The federal Jones Act requires ships carrying cargo between U.S. ports be built, flagged and crewed in the United States, but the Ketchikan Shipyard’s Drydock No. 2 was built in China.
A provision in federal legislation that Begich recently introduced will clarify that vessels moved while in the drydock are not violating the Jones Act, he said.
“It was clear to everyone the drydock was not moving cargo between U.S. ports in violation of the Jones Act,” Begich said in a statement issued by his office.
Ward said the issue has arisen when the shipyard is bidding for contracts, and with tens or hundreds of millions of dollars at stake, they wanted to make sure they didn’t place that business at risk.

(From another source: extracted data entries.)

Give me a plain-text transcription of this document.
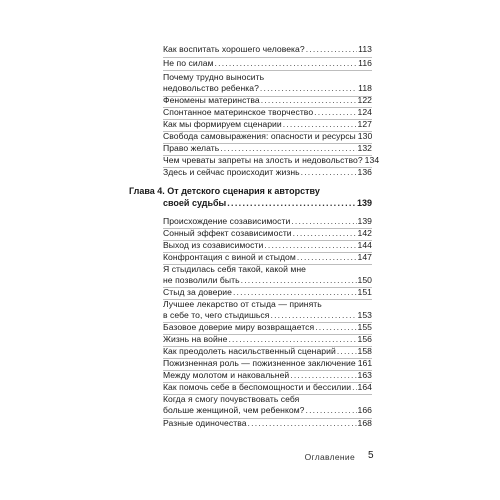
Как воспитать хорошего человека? . . .	113
Не по силам . . .	116
Почему трудно выносить
недовольство ребенка? . . .	118
Феномены материнства . . .	122
Спонтанное материнское творчество . . .	124
Как мы формируем сценарии . . .	127
Свобода самовыражения: опасности и ресурсы 130
Право желать . . .	132
Чем чреваты запреты на злость и недовольство? 134
Здесь и сейчас происходит жизнь . . .	136
Глава 4. От детского сценария к авторству
своей судьбы . . .	139
Происхождение созависимости . . .	139
Сонный эффект созависимости . . .	142
Выход из созависимости . . .	144
Конфронтация с виной и стыдом . . .	147
Я стыдилась себя такой, какой мне
не позволили быть . . .	150
Стыд за доверие . . .	151
Лучшее лекарство от стыда — принять
в себе то, чего стыдишься . . .	153
Базовое доверие миру возвращается . . .	155
Жизнь на войне . . .	156
Как преодолеть насильственный сценарий . . .	158
Пожизненная роль — пожизненное заключение 161
Между молотом и наковальней . . .	163
Как помочь себе в беспомощности и бессилии . . . 164
Когда я смогу почувствовать себя
больше женщиной, чем ребенком? . . .	166
Разные одиночества . . .	168
Оглавление 5
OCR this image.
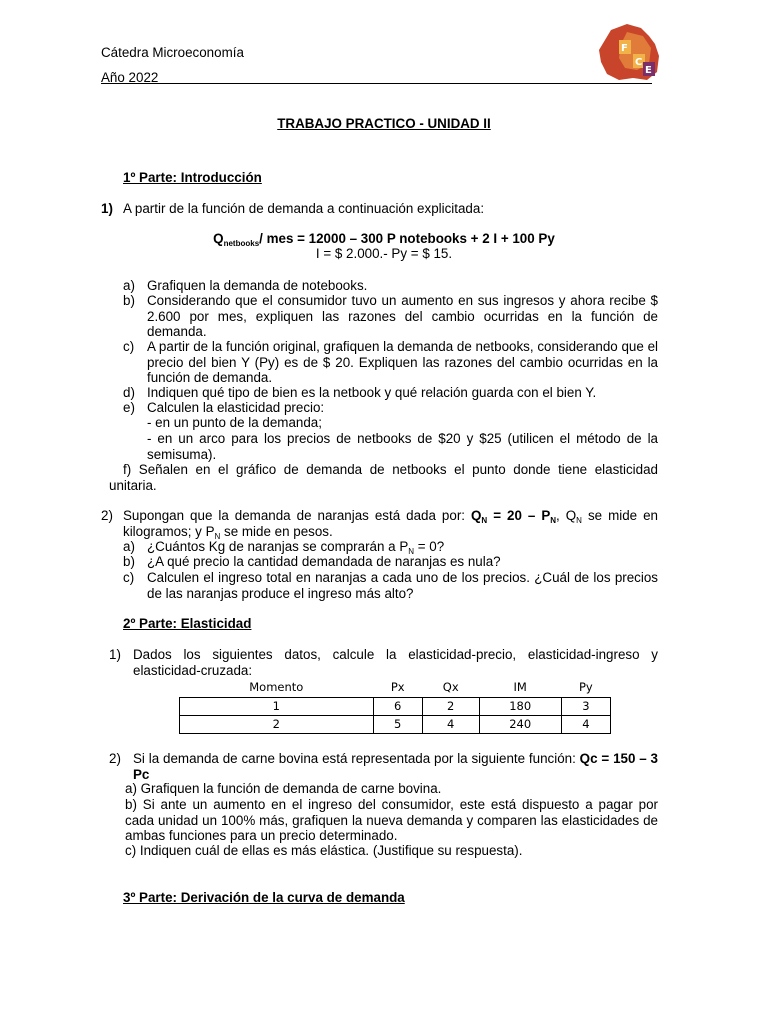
Cátedra Microeconomía
Año 2022
F
C
E
TRABAJO PRACTICO - UNIDAD II
1º Parte: Introducción
1) A partir de la función de demanda a continuación explicitada:
$Q_{netbooks}/$ mes = 12000 – 300 P notebooks + 2 I + 100 Py
I = $ 2.000.- Py = $ 15.
a) Grafiquen la demanda de notebooks.
b) Considerando que el consumidor tuvo un aumento en sus ingresos y ahora recibe $ 2.600 por mes, expliquen las razones del cambio ocurridas en la función de demanda.
c) A partir de la función original, grafiquen la demanda de netbooks, considerando que el precio del bien Y (Py) es de $ 20. Expliquen las razones del cambio ocurridas en la función de demanda.
d) Indiquen qué tipo de bien es la netbook y qué relación guarda con el bien Y.
e) Calculen la elasticidad precio:
- en un punto de la demanda;
- en un arco para los precios de netbooks de $20 y $25 (utilicen el método de la semisuma).
f) Señalen en el gráfico de demanda de netbooks el punto donde tiene elasticidad unitaria.
2) Supongan que la demanda de naranjas está dada por: $Q_N = 20 - P_N$, $Q_N$ se mide en kilogramos; y $P_N$ se mide en pesos.
a) ¿Cuántos Kg de naranjas se comprarán a $P_N = 0$?
b) ¿A qué precio la cantidad demandada de naranjas es nula?
c) Calculen el ingreso total en naranjas a cada uno de los precios. ¿Cuál de los precios de las naranjas produce el ingreso más alto?
2º Parte: Elasticidad
1) Dados los siguientes datos, calcule la elasticidad-precio, elasticidad-ingreso y elasticidad-cruzada:
Momento	Px	Qx	IM	Py
1	6	2	180	3
2	5	4	240	4
2) Si la demanda de carne bovina está representada por la siguiente función: Qc = 150 – 3 Pc
a) Grafiquen la función de demanda de carne bovina.
b) Si ante un aumento en el ingreso del consumidor, este está dispuesto a pagar por cada unidad un 100% más, grafiquen la nueva demanda y comparen las elasticidades de ambas funciones para un precio determinado.
c) Indiquen cuál de ellas es más elástica. (Justifique su respuesta).
3º Parte: Derivación de la curva de demanda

“We always felt we were on pretty safe ground, but having that open question out there when you are dealing with contracts was something that we wanted to remove,” Ward said.
Alaska Ship & Drydock said Begich’s legislation makes it clear the new Alaska-class ferry can be built in Ketchikan.
“By putting this issue to rest, jobs are protected and the shipyard can continue its efforts to develop its facilities to maintain and construct vessels such as the Alaska-class ferries,” Begich said.
The shipyard, owned by the state’s Alaska Industrial Development & Export Authority, recently completed construction of the ferry Susitna for the Matanuska-Susitna Borough government, and has been selected to work on the Alaska Marine Highway’s new Alaska-class ferry.
The shipyard provided between 50 and 150 direct jobs in Ketchikan, and is part of a state-sponsored effort to develop an industrial maritime industry in the Southeastern hub city.
Ward said he did not dispute some shipyards may have drydocks that move vessels such a distance that the Jones Act might apply, but that while the Ketchikan Shipyard’s drydock floats; it is not used in that manner.
“It remains firmly affixed to shore,” at all times, Ward said.
Begich said that tethering to the shore means the Ketchikan drydock is consistent with the Jones Act.
The lone bidder to build the specialized drydock was in China, and due to the layout of the shipyard, the drydock moves a few hundred feet whenever a vessel is being lifted or launched.
Begich’s legislative language is part of House Resolution 3321, which addresses several Jones Act matters. A release from Begich’s office states that measure has passed both houses of Congress, but still needs President Barack Obama’s signature.